14 Ekim 2018 Pazar günü yapılan Bavyera Eyalet Meclisi seçimi sonunda CSU 37,3 oy oranı ile tarihindeki ikinci büyük yenilgiyi aldı ama birinci parti konumunu korudu. Seçimin kazananı Yeşiller oldu. Tüm Almanya genelinde eyalet seçimleri söz konusu olduğunda bugüne kadar en başarılı sonuçlarından birini aldı. Yüzde 17,5 oy oranı ile Yeşiller artık Bavyera Eyalet Meclisi’nin ikinci büyük meclis grubu ve ana muhalefet partisi! Bavyera’da seçimin ikinci kazananı ise tüm Almanya genelinde alışık olduğumuzu gibi AfD oldu. AfD yüzde 10,2 oy oranı ile mecliste güçlü bir muhalefet partisi olacak. Bavyera’nın bölgesel partisi konumundaki “Hür Seçmenler Grubu” ise yüzde 11,6 oy oranı ile CSU’nun koalisyon ortağı olmaya aday olduğunu ilan etti. Liberaller (FDP) yüzde 5,1 oy oranı ile zor da olsa meclise girmeyi başarırken Sol Parti ise yüzde 3,5 oy oranı ile meclis dışı kaldı.

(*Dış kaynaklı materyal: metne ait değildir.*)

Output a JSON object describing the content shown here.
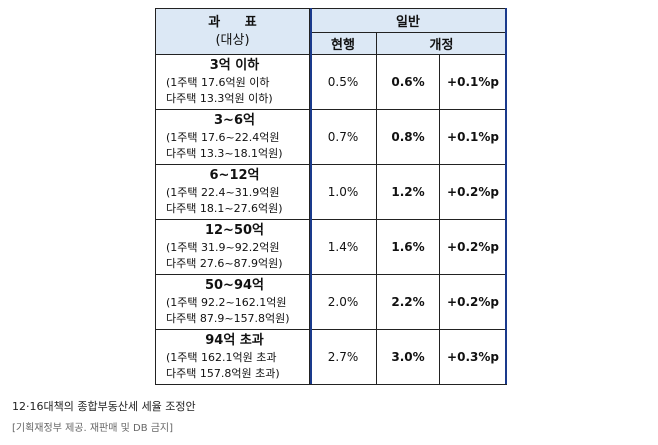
{
  "table": {
    "header": {
      "subject_line1": "과 표",
      "subject_line2": "(대상)",
      "group": "일반",
      "current": "현행",
      "revised": "개정"
    },
    "rows": [
      {
        "bracket": "3억 이하",
        "line1": "(1주택 17.6억원 이하",
        "line2": "다주택 13.3억원 이하)",
        "current": "0.5%",
        "revised": "0.6%",
        "diff": "+0.1%p"
      },
      {
        "bracket": "3~6억",
        "line1": "(1주택 17.6~22.4억원",
        "line2": "다주택 13.3~18.1억원)",
        "current": "0.7%",
        "revised": "0.8%",
        "diff": "+0.1%p"
      },
      {
        "bracket": "6~12억",
        "line1": "(1주택 22.4~31.9억원",
        "line2": "다주택 18.1~27.6억원)",
        "current": "1.0%",
        "revised": "1.2%",
        "diff": "+0.2%p"
      },
      {
        "bracket": "12~50억",
        "line1": "(1주택 31.9~92.2억원",
        "line2": "다주택 27.6~87.9억원)",
        "current": "1.4%",
        "revised": "1.6%",
        "diff": "+0.2%p"
      },
      {
        "bracket": "50~94억",
        "line1": "(1주택 92.2~162.1억원",
        "line2": "다주택 87.9~157.8억원)",
        "current": "2.0%",
        "revised": "2.2%",
        "diff": "+0.2%p"
      },
      {
        "bracket": "94억 초과",
        "line1": "(1주택 162.1억원 초과",
        "line2": "다주택 157.8억원 초과)",
        "current": "2.7%",
        "revised": "3.0%",
        "diff": "+0.3%p"
      }
    ]
  },
  "caption": "12·16대책의 종합부동산세 세율 조정안",
  "credit": "[기획재정부 제공. 재판매 및 DB 금지]",
  "colors": {
    "header_bg": "#dce8f5",
    "frame_blue": "#1a3a8c"
  }
}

Bavyera Eyalet Meclisi’nde çoğunluk için 101 oy gerekli. CSU ve “Hür Seçmenler Grubu” birlikte 112 sandalyeye sahip olduklarından kuracakları koalisyon hükümeti açısından bir sorun gözükmemekte. Ancak CSU bu seçim yenilgisi sonrası kendi içinde sert bir hesaplaşmaya hazırlanıyor. Bu sert iç hesaplaşma aynı zamanda CDU ve onun federal düzeydeki politikalarının baş sorumlusu Angela Merkel ile hesaplaşma olarak da dışarıya yansıyacak.

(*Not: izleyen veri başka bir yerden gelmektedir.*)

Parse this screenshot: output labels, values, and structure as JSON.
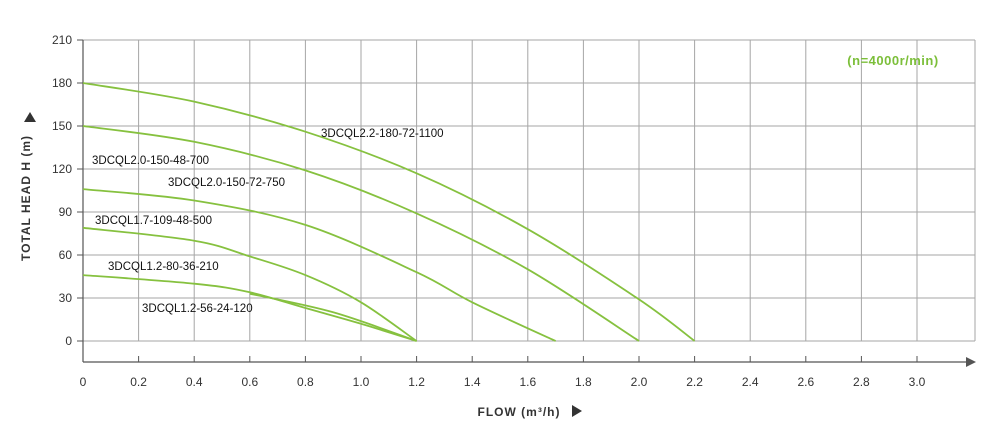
{
  "chart_data": {
    "type": "line",
    "xlabel": "FLOW (m³/h)",
    "ylabel": "TOTAL HEAD H (m)",
    "annotation": "(n=4000r/min)",
    "xlim": [
      0,
      3.2
    ],
    "ylim": [
      0,
      210
    ],
    "x_ticks": [
      "0",
      "0.2",
      "0.4",
      "0.6",
      "0.8",
      "1.0",
      "1.2",
      "1.4",
      "1.6",
      "1.8",
      "2.0",
      "2.2",
      "2.4",
      "2.6",
      "2.8",
      "3.0"
    ],
    "y_ticks": [
      "0",
      "30",
      "60",
      "90",
      "120",
      "150",
      "180",
      "210"
    ],
    "grid": true,
    "series": [
      {
        "name": "3DCQL2.2-180-72-1100",
        "x": [
          0,
          0.4,
          0.8,
          1.2,
          1.6,
          2.0,
          2.2
        ],
        "y": [
          180,
          167,
          146,
          117,
          78,
          29,
          0
        ]
      },
      {
        "name": "3DCQL2.0-150-48-700",
        "x": [
          0,
          0.4,
          0.8,
          1.2,
          1.6,
          2.0
        ],
        "y": [
          150,
          139,
          119,
          89,
          50,
          0
        ]
      },
      {
        "name": "3DCQL2.0-150-72-750",
        "x": [
          0,
          0.4,
          0.8,
          1.2,
          1.4,
          1.7
        ],
        "y": [
          106,
          98,
          81,
          48,
          27,
          0
        ]
      },
      {
        "name": "3DCQL1.7-109-48-500",
        "x": [
          0,
          0.4,
          0.6,
          0.8,
          1.0,
          1.2
        ],
        "y": [
          79,
          70,
          59,
          46,
          27,
          0
        ]
      },
      {
        "name": "3DCQL1.2-80-36-210",
        "x": [
          0,
          0.4,
          0.6,
          0.8,
          1.0,
          1.2
        ],
        "y": [
          46,
          40,
          34,
          23,
          12,
          0
        ]
      },
      {
        "name": "3DCQL1.2-56-24-120",
        "x": [
          0.6,
          0.9,
          1.2
        ],
        "y": [
          33,
          20,
          0
        ]
      }
    ],
    "colors": {
      "curve": "#86c13f",
      "grid": "#a6a6a6",
      "axis": "#555555",
      "annotation": "#7cbf3a"
    }
  }
}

Şimdi Almanya’da gözler bu pazar günü yani 21 Ekim 2018 günü gerçekleşecek olan Hessen Eyaleti Seçimi’nde. Orada CDU ve Yeşiller Koalisyon Hükümeti çoğunluğunu koruyabildiği takdirde Angela Merkel bir nebze olsun güçlenecek. Tersi durumda ise “Merkel’in Sonu” daha da hızlanacak.

Bavyera’da her şeye rağmen CSU’nun makul bir koalisyon ortağı ile hükümeti oluşturuyor olması Şansölye Merkel’in bu hafta iç politika ile değil “Brexit” ile uğraşmasını kolaylaştırdı.

17 ve 18 Ekim 2018 günleri gündeme gelecek olan AB Zirvesi en başta “Brexit” olmak üzere “Göç Politikası” ve “AB İç Güvenliği” konularının yanı sıra bir de AB “Avro Zirvesi” vesilesiyle mali konuları ele alacak. 17 Ekim 2018 günü tek konu “Brexit” olacak.

“Brexit” ile ilgili olarak hala bir uzlaşmadan bahsetmek mümkün olmuyor. Özellikle “Brexit’in” maliyeti ve bunun AB ekonomisine en az “yük olacak” şekilde gündeme gelmesini sağlama çabaları sürmekte ve sürecek.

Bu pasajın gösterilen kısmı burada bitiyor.